My understanding is that in multimodal models, both text and image vectors align to the same semantic space, this alignment seems to be the main difference from text-only models."

lysace · 5 months ago

To clarify: Qwen is made by Alibaba Cloud.

(It's not mentioned anywhere in the blog post.)

jauntywundrkind · 5 months ago

Wish I knew better how to estimate what sized video card one needs. HuggingFace link says this is bfloat16, so at least 64GB?

I guess the -7B might run on my 16GB AMD card?

zamadatix · 5 months ago

https://huggingface.co/spaces/NyxKrage/LLM-Model-VRAM-Calcul...

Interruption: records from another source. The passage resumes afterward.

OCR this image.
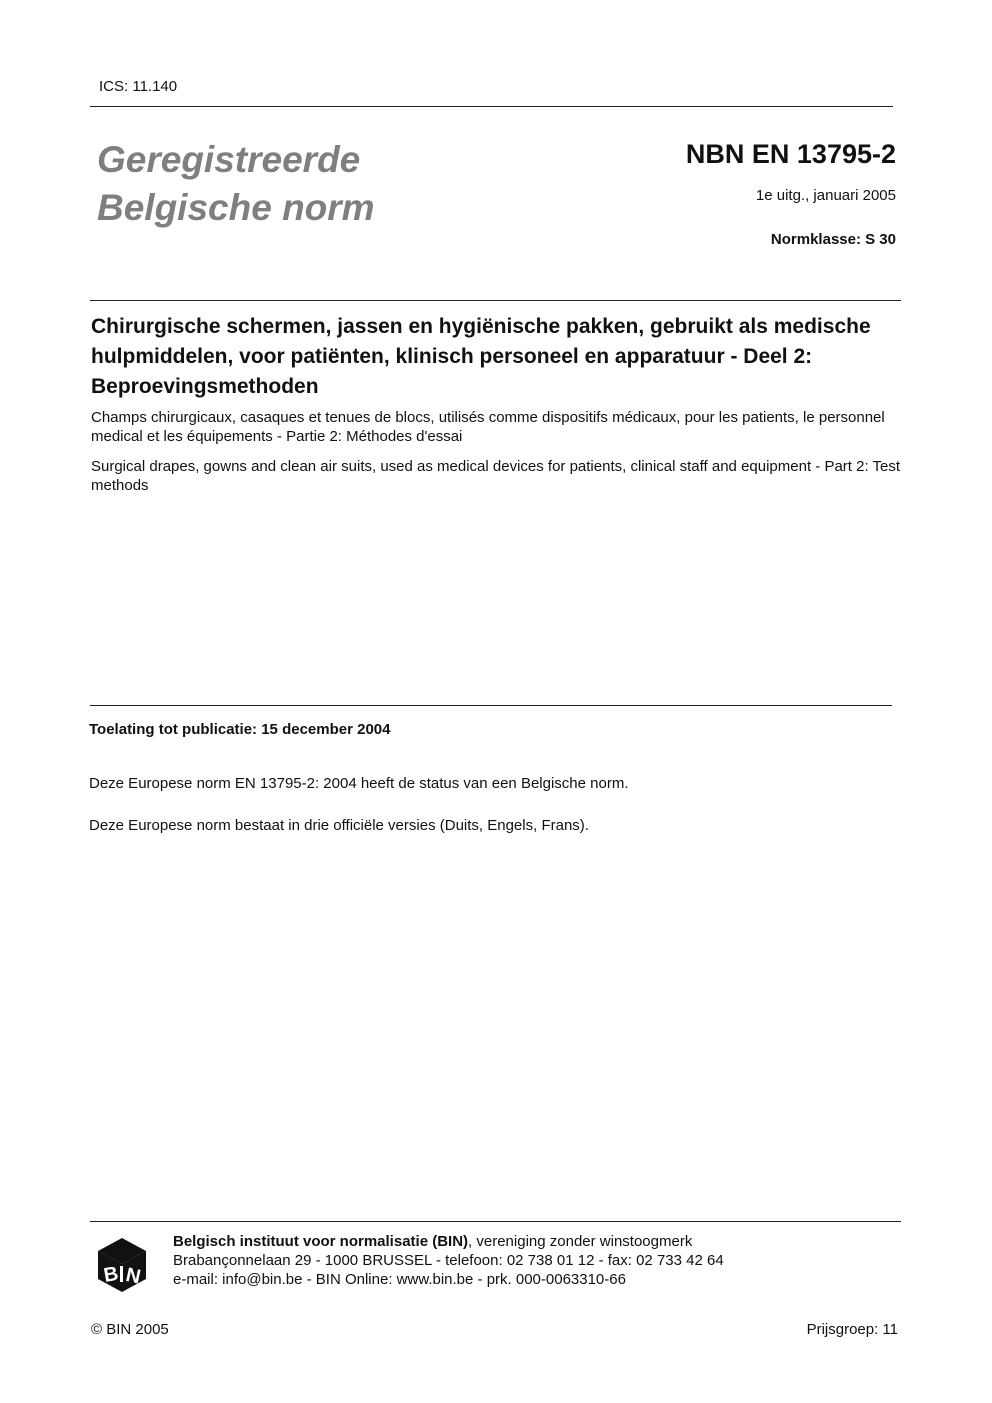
ICS: 11.140
Geregistreerde
Belgische norm
NBN EN 13795-2
1e uitg., januari 2005
Normklasse: S 30
Chirurgische schermen, jassen en hygiënische pakken, gebruikt als medische hulpmiddelen, voor patiënten, klinisch personeel en apparatuur - Deel 2: Beproevingsmethoden
Champs chirurgicaux, casaques et tenues de blocs, utilisés comme dispositifs médicaux, pour les patients, le personnel medical et les équipements - Partie 2: Méthodes d'essai
Surgical drapes, gowns and clean air suits, used as medical devices for patients, clinical staff and equipment - Part 2: Test methods
Toelating tot publicatie: 15 december 2004
Deze Europese norm EN 13795-2: 2004 heeft de status van een Belgische norm.
Deze Europese norm bestaat in drie officiële versies (Duits, Engels, Frans).
B N
Belgisch instituut voor normalisatie (BIN), vereniging zonder winstoogmerk
Brabançonnelaan 29 - 1000 BRUSSEL - telefoon: 02 738 01 12 - fax: 02 733 42 64
e-mail: info@bin.be - BIN Online: www.bin.be - prk. 000-0063310-66
© BIN 2005	Prijsgroep: 11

That will help you quickly calculate the model VRAM usage as well as the VRAM usage of the context length you want to use. You can put "Qwen/Qwen2.5-VL-32B-Instruct" in the "Model (unquantized)" field. Funnily enough the calculator lacks the option to see without quantizing the model, usually because nobody worried about VRAM bothers running >8 bit quants.

azinman2 · 5 months ago

Except when it comes to deepseek

xiphias2 · 5 months ago

I wish they would start producing graphs with quantized version performances as well. What matters is RAM/bandwidth vs performance, not number of parameters.

wgd · 5 months ago

You can run 4-bit quantized version at a small (though nonzero) cost to output quality, so you would only need 16GB for that.

Also it's entirely possible to run a model that doesn't fit in available GPU memory, it will just be slower.

clear_view · 5 months ago

deepseek-r1:14b/mistral-small:24b/qwen2.5-coder:14b fit 16GB VRAM with fast generation. 32b versions bleed into RAM and take a serious performance hit but still usable.